Part of the expansive Siskiyou Crest is Mount Ashland.Coalition of Siskiyou Crest

Newberger’s Land is a tiny but important point on the Siskiyou Crest, a natural area that connects the Oregon and Northern California coast ranges with the volcanic Cascade.

According to the organization Siskiyou Crest Coalition, the West Coast’s biodiversity is centered on the remarkably steep ridgelines, deep valleys, and rivers that are home to ancient species.

The Takelma, Shasta, and other Indigenous peoples, including certain members of the Confederated Tribes of Grand Ronde, have an ancestral territory where wildlife has roamed the sky, forests, and waterways for millions of years.

Savoie trekked almost 200 miles across the Siskiyou Crest wildlands in the summer of 2019 with her companion, Luke Ruediger, author of The Siskiyou Crest: Hikes, History & Ecology.

Ten days later, they came to an end on the Pacific Ocean coastlines south of Crescent City, California, having begun on the western side of the Cascade-Siskiyou National Monument above Ashland.

The area that serves as inspiration for their work is highlighted in the movie Sagebrush to Sea: A Journey Across the Siskiyou Crest, which chronicles their trek.

Pollinator garden tips

Although June 16–22 is National Pollinator Week, beneficial insects require assistance all year round.

Are you prepared to begin attracting pollinators such as butterflies to your home garden?
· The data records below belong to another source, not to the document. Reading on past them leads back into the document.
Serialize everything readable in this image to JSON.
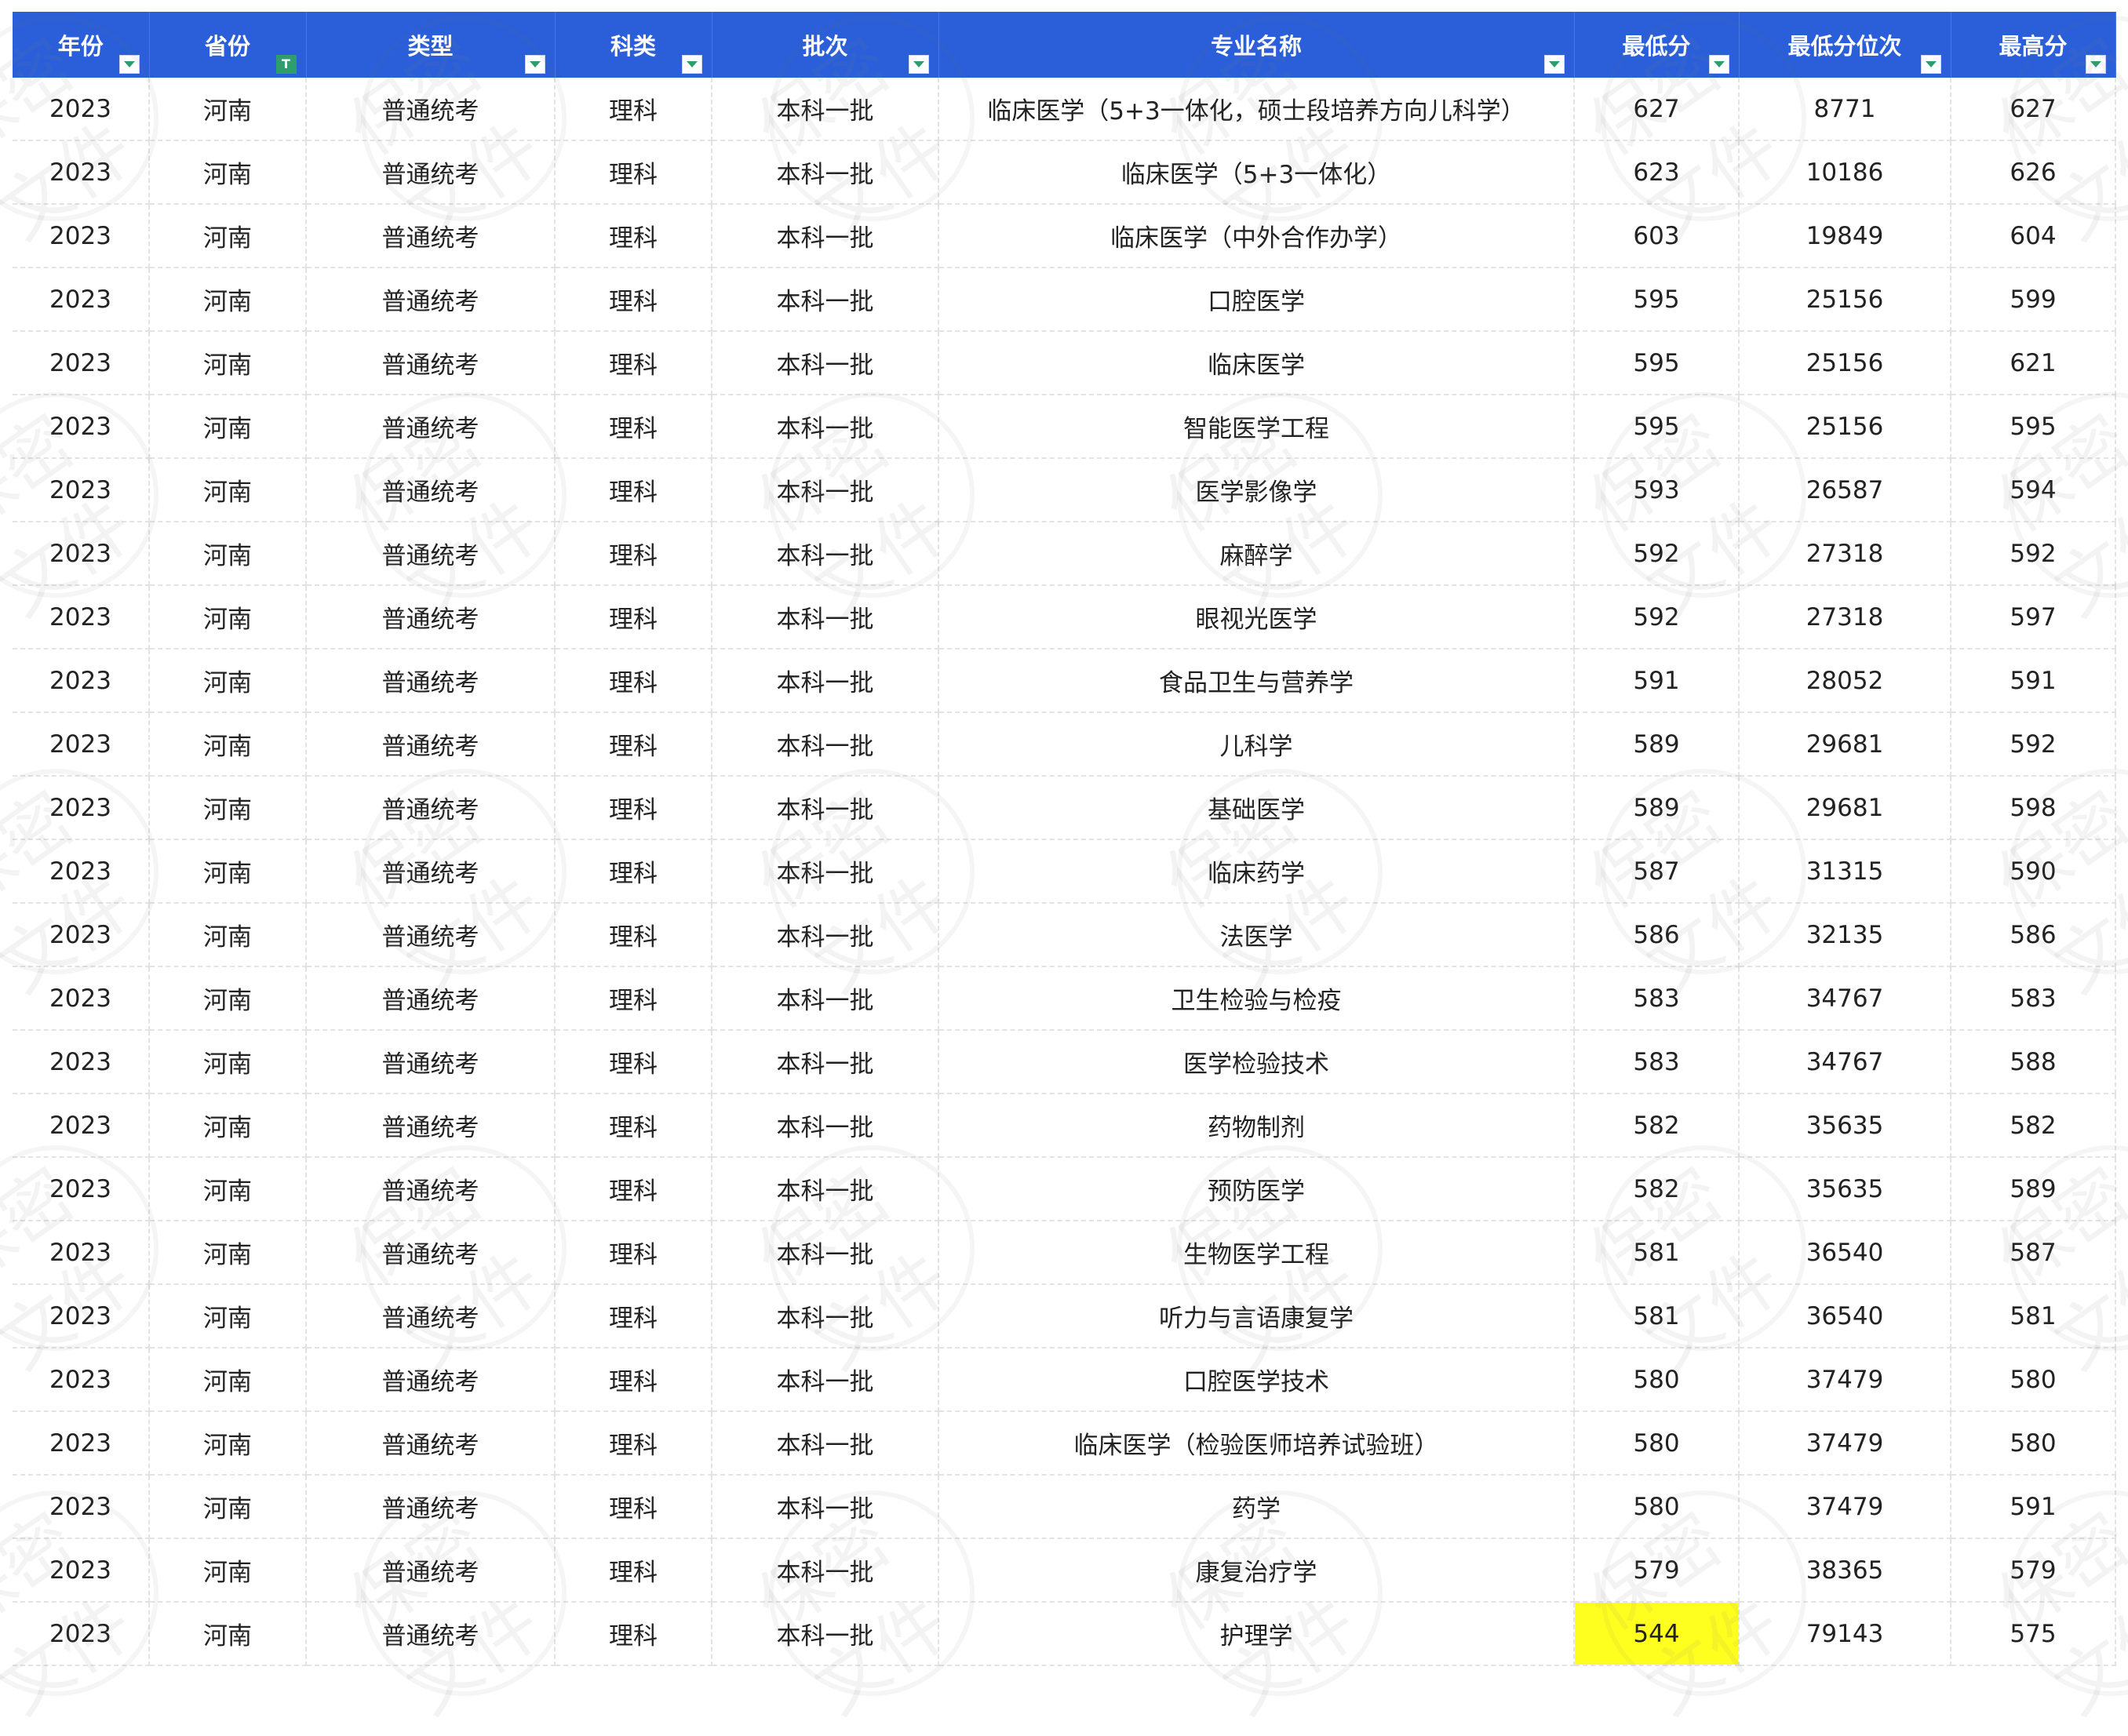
{
  "colors": {
    "header_bg": "#2b5fd9",
    "header_text": "#ffffff",
    "filter_icon": "#2f9e6e",
    "highlight": "#ffff1f"
  },
  "watermark_text": "保密文件",
  "columns": [
    {
      "label": "年份",
      "filter_icon": "filter-dropdown-icon"
    },
    {
      "label": "省份",
      "filter_icon": "filter-active-icon"
    },
    {
      "label": "类型",
      "filter_icon": "filter-dropdown-icon"
    },
    {
      "label": "科类",
      "filter_icon": "filter-dropdown-icon"
    },
    {
      "label": "批次",
      "filter_icon": "filter-dropdown-icon"
    },
    {
      "label": "专业名称",
      "filter_icon": "filter-dropdown-icon"
    },
    {
      "label": "最低分",
      "filter_icon": "filter-dropdown-icon"
    },
    {
      "label": "最低分位次",
      "filter_icon": "filter-dropdown-icon"
    },
    {
      "label": "最高分",
      "filter_icon": "filter-dropdown-icon"
    }
  ],
  "rows": [
    [
      "2023",
      "河南",
      "普通统考",
      "理科",
      "本科一批",
      "临床医学（5+3一体化，硕士段培养方向儿科学）",
      "627",
      "8771",
      "627"
    ],
    [
      "2023",
      "河南",
      "普通统考",
      "理科",
      "本科一批",
      "临床医学（5+3一体化）",
      "623",
      "10186",
      "626"
    ],
    [
      "2023",
      "河南",
      "普通统考",
      "理科",
      "本科一批",
      "临床医学（中外合作办学）",
      "603",
      "19849",
      "604"
    ],
    [
      "2023",
      "河南",
      "普通统考",
      "理科",
      "本科一批",
      "口腔医学",
      "595",
      "25156",
      "599"
    ],
    [
      "2023",
      "河南",
      "普通统考",
      "理科",
      "本科一批",
      "临床医学",
      "595",
      "25156",
      "621"
    ],
    [
      "2023",
      "河南",
      "普通统考",
      "理科",
      "本科一批",
      "智能医学工程",
      "595",
      "25156",
      "595"
    ],
    [
      "2023",
      "河南",
      "普通统考",
      "理科",
      "本科一批",
      "医学影像学",
      "593",
      "26587",
      "594"
    ],
    [
      "2023",
      "河南",
      "普通统考",
      "理科",
      "本科一批",
      "麻醉学",
      "592",
      "27318",
      "592"
    ],
    [
      "2023",
      "河南",
      "普通统考",
      "理科",
      "本科一批",
      "眼视光医学",
      "592",
      "27318",
      "597"
    ],
    [
      "2023",
      "河南",
      "普通统考",
      "理科",
      "本科一批",
      "食品卫生与营养学",
      "591",
      "28052",
      "591"
    ],
    [
      "2023",
      "河南",
      "普通统考",
      "理科",
      "本科一批",
      "儿科学",
      "589",
      "29681",
      "592"
    ],
    [
      "2023",
      "河南",
      "普通统考",
      "理科",
      "本科一批",
      "基础医学",
      "589",
      "29681",
      "598"
    ],
    [
      "2023",
      "河南",
      "普通统考",
      "理科",
      "本科一批",
      "临床药学",
      "587",
      "31315",
      "590"
    ],
    [
      "2023",
      "河南",
      "普通统考",
      "理科",
      "本科一批",
      "法医学",
      "586",
      "32135",
      "586"
    ],
    [
      "2023",
      "河南",
      "普通统考",
      "理科",
      "本科一批",
      "卫生检验与检疫",
      "583",
      "34767",
      "583"
    ],
    [
      "2023",
      "河南",
      "普通统考",
      "理科",
      "本科一批",
      "医学检验技术",
      "583",
      "34767",
      "588"
    ],
    [
      "2023",
      "河南",
      "普通统考",
      "理科",
      "本科一批",
      "药物制剂",
      "582",
      "35635",
      "582"
    ],
    [
      "2023",
      "河南",
      "普通统考",
      "理科",
      "本科一批",
      "预防医学",
      "582",
      "35635",
      "589"
    ],
    [
      "2023",
      "河南",
      "普通统考",
      "理科",
      "本科一批",
      "生物医学工程",
      "581",
      "36540",
      "587"
    ],
    [
      "2023",
      "河南",
      "普通统考",
      "理科",
      "本科一批",
      "听力与言语康复学",
      "581",
      "36540",
      "581"
    ],
    [
      "2023",
      "河南",
      "普通统考",
      "理科",
      "本科一批",
      "口腔医学技术",
      "580",
      "37479",
      "580"
    ],
    [
      "2023",
      "河南",
      "普通统考",
      "理科",
      "本科一批",
      "临床医学（检验医师培养试验班）",
      "580",
      "37479",
      "580"
    ],
    [
      "2023",
      "河南",
      "普通统考",
      "理科",
      "本科一批",
      "药学",
      "580",
      "37479",
      "591"
    ],
    [
      "2023",
      "河南",
      "普通统考",
      "理科",
      "本科一批",
      "康复治疗学",
      "579",
      "38365",
      "579"
    ],
    [
      "2023",
      "河南",
      "普通统考",
      "理科",
      "本科一批",
      "护理学",
      "544",
      "79143",
      "575"
    ]
  ],
  "highlighted_cell": {
    "row": 24,
    "column": 6
  }
}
Growing a range of native plants that offer butterflies, moths, bees, wasps, and hummingbirds year-round nectar and pollen is advised by experts. A variety of flower colors, shapes, and sizes is ideal. Shelter can also be provided by larger plants.

Begin modestly. Depending on whether your yard is sunny, shaded, or moist, buy a few native plants that will flourish there. In addition to a teaching center, propagation nursery, and demonstration garden in the city of Phoenix, southern Oregon, the nonprofit Pollinator Project Rogue Valley also maintains online resource information.
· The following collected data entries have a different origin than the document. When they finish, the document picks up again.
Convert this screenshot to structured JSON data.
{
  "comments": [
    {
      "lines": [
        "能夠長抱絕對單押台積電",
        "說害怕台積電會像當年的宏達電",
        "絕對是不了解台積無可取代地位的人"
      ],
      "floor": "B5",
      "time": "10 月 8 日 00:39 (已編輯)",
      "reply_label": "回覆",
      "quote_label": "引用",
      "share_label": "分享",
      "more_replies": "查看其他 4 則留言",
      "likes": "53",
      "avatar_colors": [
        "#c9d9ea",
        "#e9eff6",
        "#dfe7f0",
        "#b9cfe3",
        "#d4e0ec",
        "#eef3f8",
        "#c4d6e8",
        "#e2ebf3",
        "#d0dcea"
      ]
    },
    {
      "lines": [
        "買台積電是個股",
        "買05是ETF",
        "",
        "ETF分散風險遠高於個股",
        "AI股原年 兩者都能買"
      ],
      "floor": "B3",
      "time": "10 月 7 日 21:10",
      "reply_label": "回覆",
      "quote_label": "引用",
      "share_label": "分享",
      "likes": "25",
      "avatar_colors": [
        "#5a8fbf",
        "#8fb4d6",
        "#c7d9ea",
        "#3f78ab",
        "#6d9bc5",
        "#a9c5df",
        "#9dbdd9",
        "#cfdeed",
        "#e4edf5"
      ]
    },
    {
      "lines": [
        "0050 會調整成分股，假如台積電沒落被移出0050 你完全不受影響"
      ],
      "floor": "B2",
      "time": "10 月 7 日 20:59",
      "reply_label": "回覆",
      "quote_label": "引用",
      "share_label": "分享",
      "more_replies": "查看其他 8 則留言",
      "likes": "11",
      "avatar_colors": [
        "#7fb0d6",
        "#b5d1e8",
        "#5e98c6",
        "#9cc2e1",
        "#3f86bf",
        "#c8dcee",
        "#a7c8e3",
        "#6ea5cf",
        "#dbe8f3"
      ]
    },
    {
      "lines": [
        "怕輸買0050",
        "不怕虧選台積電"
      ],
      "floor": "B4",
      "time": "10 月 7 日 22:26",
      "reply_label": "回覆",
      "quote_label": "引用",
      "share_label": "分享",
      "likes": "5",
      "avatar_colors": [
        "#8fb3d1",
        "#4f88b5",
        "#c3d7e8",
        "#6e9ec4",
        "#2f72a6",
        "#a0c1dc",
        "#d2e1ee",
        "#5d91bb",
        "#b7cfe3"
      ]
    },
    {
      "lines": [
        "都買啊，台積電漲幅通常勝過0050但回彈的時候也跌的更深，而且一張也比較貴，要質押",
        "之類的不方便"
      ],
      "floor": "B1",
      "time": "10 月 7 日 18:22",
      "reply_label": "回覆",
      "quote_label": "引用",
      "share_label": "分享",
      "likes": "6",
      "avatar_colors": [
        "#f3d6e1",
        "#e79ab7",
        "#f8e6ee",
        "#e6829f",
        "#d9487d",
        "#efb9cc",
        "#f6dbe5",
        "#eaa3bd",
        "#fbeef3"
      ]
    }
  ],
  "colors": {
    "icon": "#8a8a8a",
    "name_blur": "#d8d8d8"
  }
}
Above all, avoid using chemicals. According to the group, instead, take pleasure in the organic cycle of insects eating plants and birds eating bugs.

A list of 25 plants that attract native bees may be found at OregonLive.com, along with a 40-page guide to pollinator gardens called Enhancing Urban and Suburban Landscapes to Protect Pollinators, which is available for download from the OSU Extension Service.
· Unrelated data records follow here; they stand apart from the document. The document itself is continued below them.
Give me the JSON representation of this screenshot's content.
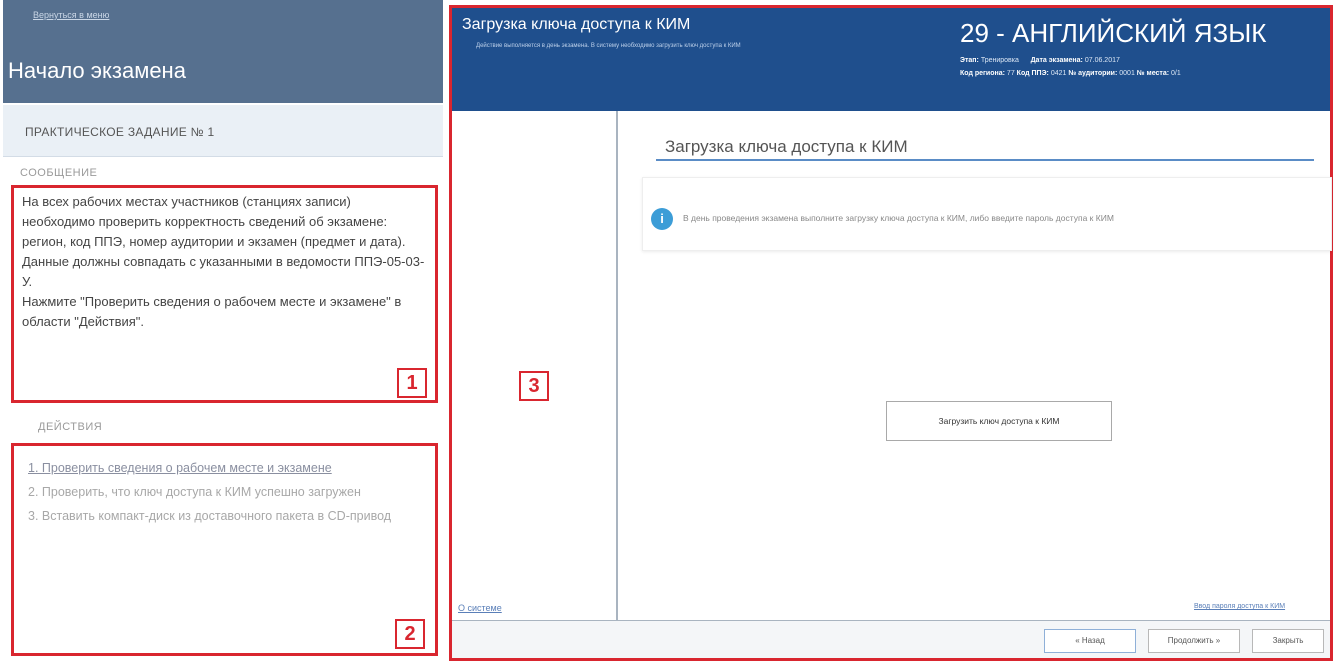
{
  "left": {
    "back_link": "Вернуться в меню",
    "title": "Начало экзамена",
    "task_title": "ПРАКТИЧЕСКОЕ ЗАДАНИЕ № 1",
    "message_label": "СООБЩЕНИЕ",
    "message_text": "На всех рабочих местах участников (станциях записи) необходимо проверить корректность сведений об экзамене: регион, код ППЭ, номер аудитории и экзамен (предмет и дата).\nДанные должны совпадать с указанными в ведомости ППЭ-05-03-У.\nНажмите \"Проверить сведения о рабочем месте и экзамене\" в области \"Действия\".",
    "actions_label": "ДЕЙСТВИЯ",
    "actions": [
      "1. Проверить сведения о рабочем месте и экзамене",
      "2. Проверить, что ключ доступа к КИМ успешно загружен",
      "3. Вставить компакт-диск из доставочного пакета в CD-привод"
    ],
    "badge_1": "1",
    "badge_2": "2"
  },
  "right": {
    "header_title": "Загрузка ключа доступа к КИМ",
    "header_sub": "Действие выполняется в день экзамена. В систему необходимо загрузить ключ доступа к КИМ",
    "subject": "29 - АНГЛИЙСКИЙ ЯЗЫК",
    "info": {
      "stage_label": "Этап:",
      "stage_value": "Тренировка",
      "date_label": "Дата экзамена:",
      "date_value": "07.06.2017",
      "region_label": "Код региона:",
      "region_value": "77",
      "ppe_label": "Код ППЭ:",
      "ppe_value": "0421",
      "aud_label": "№ аудитории:",
      "aud_value": "0001",
      "place_label": "№ места:",
      "place_value": "0/1"
    },
    "side_link": "О системе",
    "content_title": "Загрузка ключа доступа к КИМ",
    "hint_icon": "i",
    "hint_text": "В день проведения экзамена выполните загрузку ключа доступа к КИМ, либо введите пароль доступа к КИМ",
    "load_button": "Загрузить ключ доступа к КИМ",
    "enter_password_link": "Ввод пароля доступа к КИМ",
    "badge_3": "3",
    "buttons": {
      "back": "« Назад",
      "next": "Продолжить »",
      "close": "Закрыть"
    }
  },
  "colors": {
    "accent_red": "#d9262f",
    "left_header": "#56708f",
    "right_header": "#1f4f8d",
    "hint_icon": "#3c9dd7"
  }
}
OSU Extension Service experts have discovered that butterflies favor:


  • Red, orange, yellow and purple flowers.

  • Flat flowers shaped like coreopsis.

  • Small flowers in clusters such as milkweed, catmint and lupine.

Bees favor:


  • White, yellow, purple and blue flowers.

  • Flat flowers shaped like berry bloom.

  • Tiny flowers in clusters such as sedum, ninebark and milkweed.

Choose a site that draws the desired pollinator, according to the U.S. Fish and Wildlife Services.


  • Butterflies and other pollinators like to bask in the sun and some of their favorite wildflowers grow best in full or partial sun with some protection from the wind.

  • Know the soil type. Turn over a test patch to see if it s sandy and well-drained or more clay-like and wet. The soil type and the amount of sunlight will help determine the kinds of plants that can grow there.

  • Research which varieties of

    milkweed and wildflowers

    are native to the area and do well in your soil and sunlight conditions.


  • Native plants are the ideal choice because they require less maintenance and tend to be hardier. Find a local nursery that specializes in native plants.

  • It s essential to choose plants that have not been treated with pesticides, insecticides or neonicotinoids.

  • You ll also want to focus on selecting perennials to ensure your plants come back each year and don t require a lot of maintenance.